There were a few spelling errors and a few grammatical errors as well, but it was still a great story. It looks like you put a lot of work into it. Good job.. Rewarded 4
-
Very Good .... and very good title
I love when titles catch my att. to a story and it turns out to be good
. Rewarded 4
-
Amazing. Truly amazing. A could of spelling errors, for example I think I saw 'grouse' at a apoint that should have 'gross', but aside from that thhis was simply astounding.
. Rewarded 4
-
great
ausome

-
very interesting, i liked it a lot
-
I didn't really have time to read the entire thing, it was a bit long... I skimmed it, but I liked what I read. Good job! And good luck!
-
Great work!
This is a great piece of work. Well written. Thanks for the read. I enjoyed reading it. Keep it up!
-
Oh, I love it. You've found one of my weaknesses (that people somehow keep exploting). I've always loved fallen angels, and your character is so unique in that respect! The last line intrigues me, though; why were his eyes red? And he had no name, even in heaven, he didn't? Ah, but I loved it. Great job.
-Ethan -
-
I'm glad you liked it
First of all, his eyes turned red as he began to turn into a devil from all the evil he saw. He stopped believing in everything good and ... well... This is the way I see it - sometimes what people do can turn good people into bad ones.

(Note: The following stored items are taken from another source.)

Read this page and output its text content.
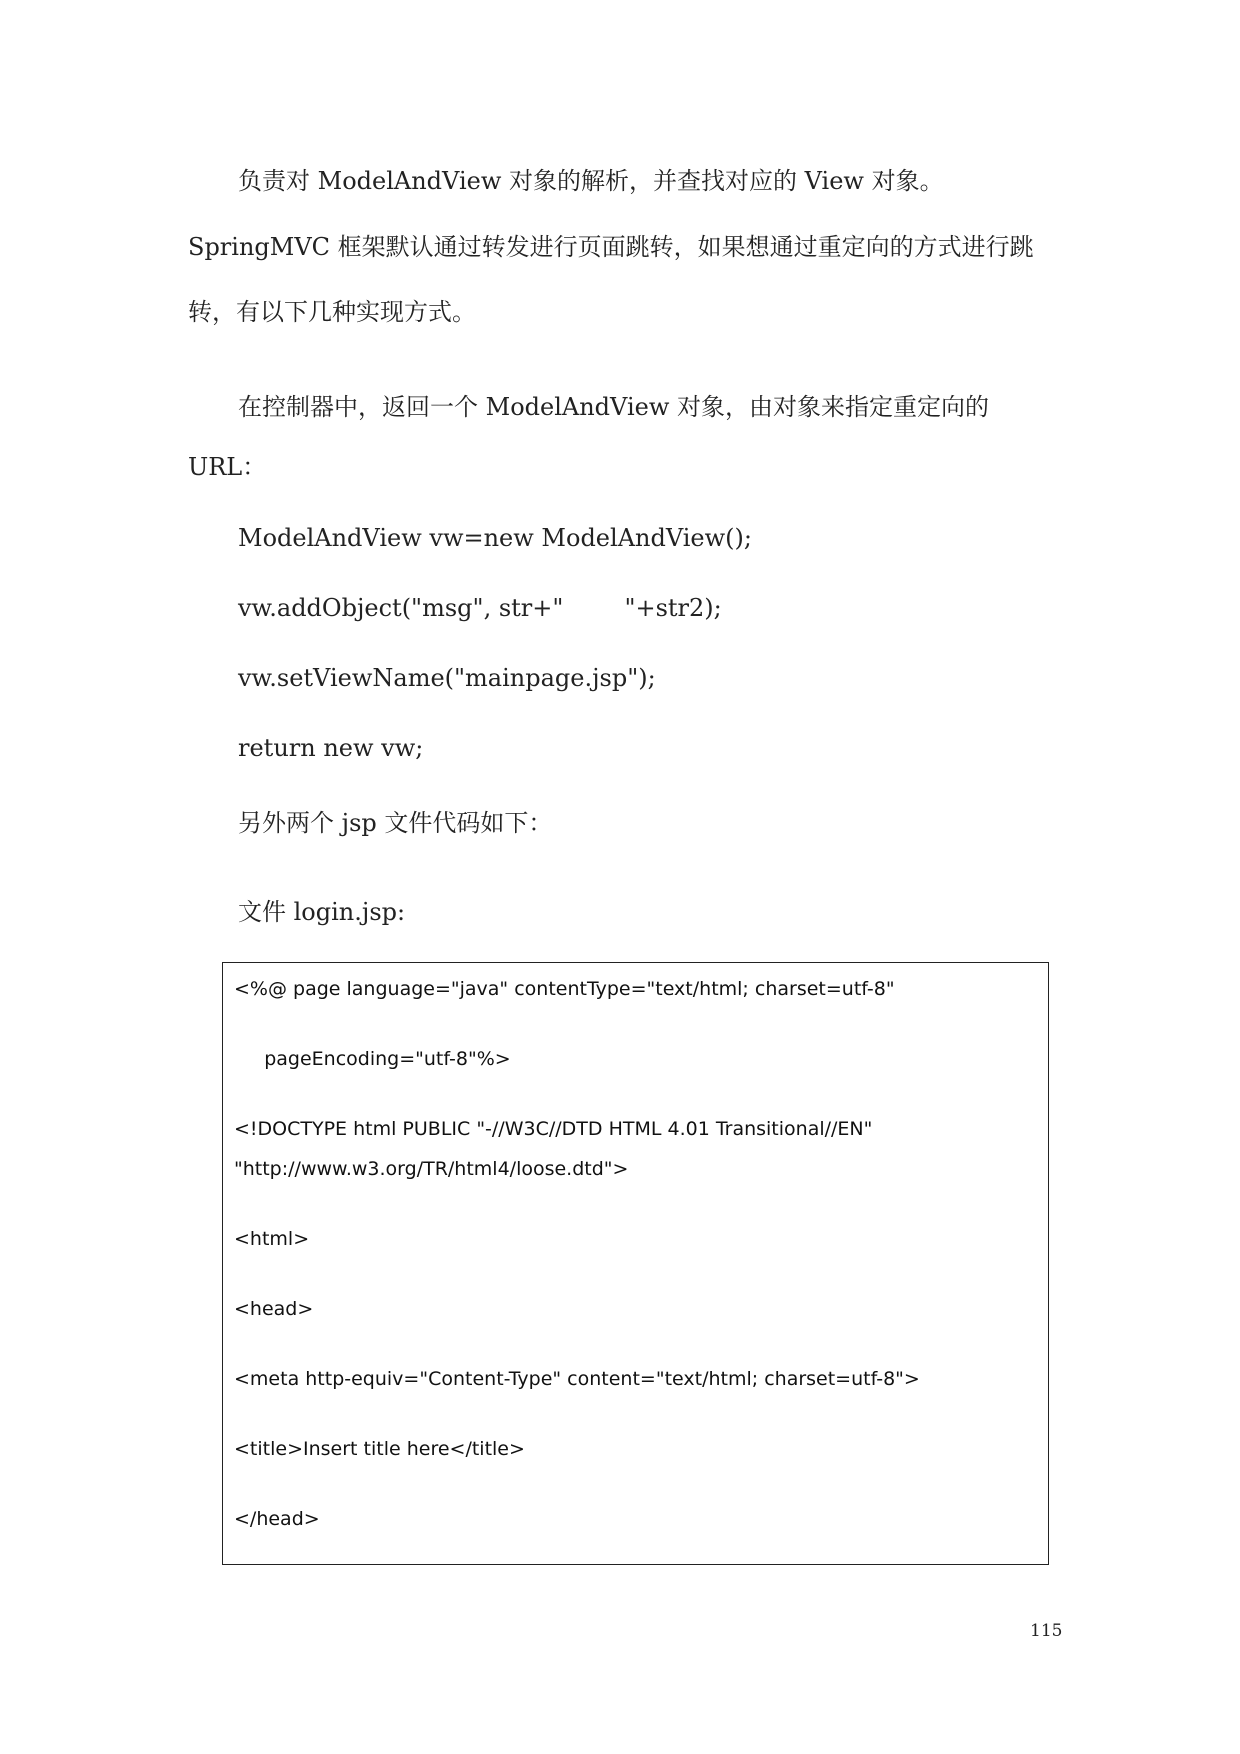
负责对 ModelAndView 对象的解析，并查找对应的 View 对象。
SpringMVC 框架默认通过转发进行页面跳转，如果想通过重定向的方式进行跳
转，有以下几种实现方式。
在控制器中，返回一个 ModelAndView 对象，由对象来指定重定向的
URL：
ModelAndView vw=new ModelAndView();
vw.addObject("msg", str+"        "+str2);
vw.setViewName("mainpage.jsp");
return new vw;
另外两个 jsp 文件代码如下：
文件 login.jsp:
<%@ page language="java" contentType="text/html; charset=utf-8"
pageEncoding="utf-8"%>
<!DOCTYPE html PUBLIC "-//W3C//DTD HTML 4.01 Transitional//EN"
"http://www.w3.org/TR/html4/loose.dtd">
<html>
<head>
<meta http-equiv="Content-Type" content="text/html; charset=utf-8">
<title>Insert title here</title>
</head>
115
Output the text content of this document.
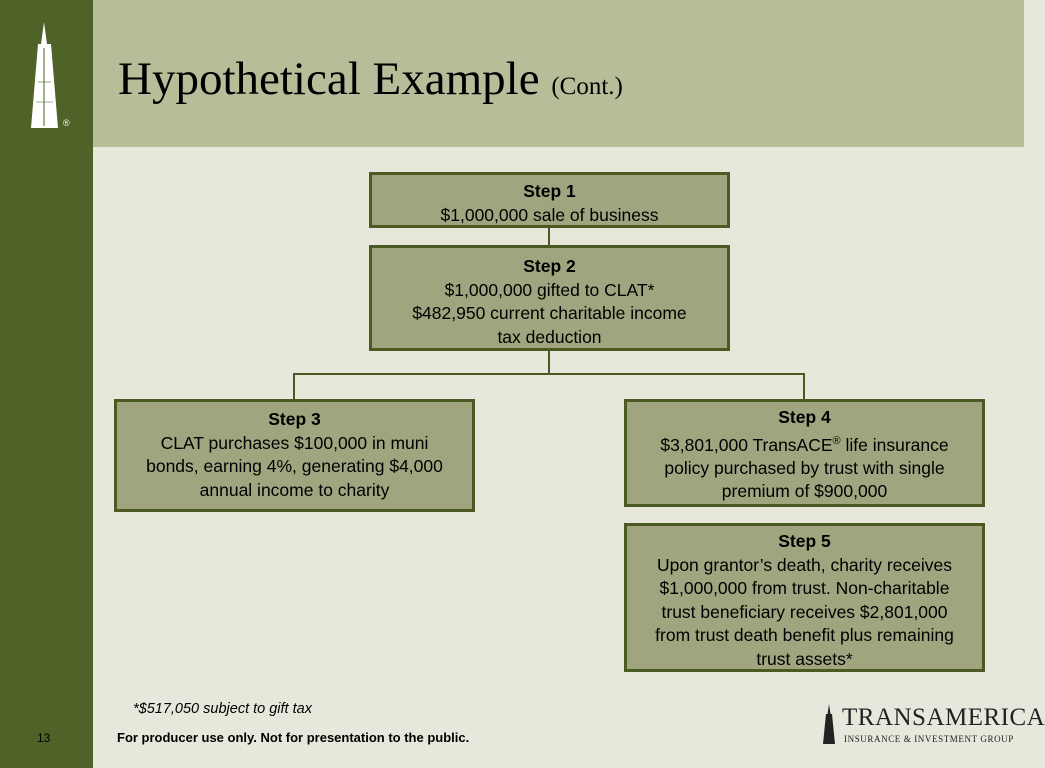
®
Hypothetical Example (Cont.)
Step 1
$1,000,000 sale of business
Step 2
$1,000,000 gifted to CLAT*
$482,950 current charitable income
tax deduction
Step 3
CLAT purchases $100,000 in muni
bonds, earning 4%, generating $4,000
annual income to charity
Step 4
$3,801,000 TransACE® life insurance
policy purchased by trust with single
premium of $900,000
Step 5
Upon grantor’s death, charity receives
$1,000,000 from trust. Non-charitable
trust beneficiary receives $2,801,000
from trust death benefit plus remaining
trust assets*
*$517,050 subject to gift tax
13	For producer use only. Not for presentation to the public.
TRANSAMERICA
INSURANCE & INVESTMENT GROUP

Well... His name... It would be stupid to give an angel a human name. I wanted to make him as perfect as I could and dicided not to give him a name... In my openion, in heaven angels don't need names as they know each other and need not to call each other because understanding is a part of their pure life... almost..
I'm glad you liked it. Thanks for the encouraging words.
Take care
xoxox
-
-
Awesome
This was absolutely awesome. There were some spelling errors but I loved this. Absolutely great.

-
-
I'm glad
Thank you for taking time to read my story... I'm really glad you liked it. I hope the theme and aim is clear to everyone though...
I hope you did understand what he eventually turned into - a devil... or at least something evil.
Thank you for your comment. I find your words very encouraging.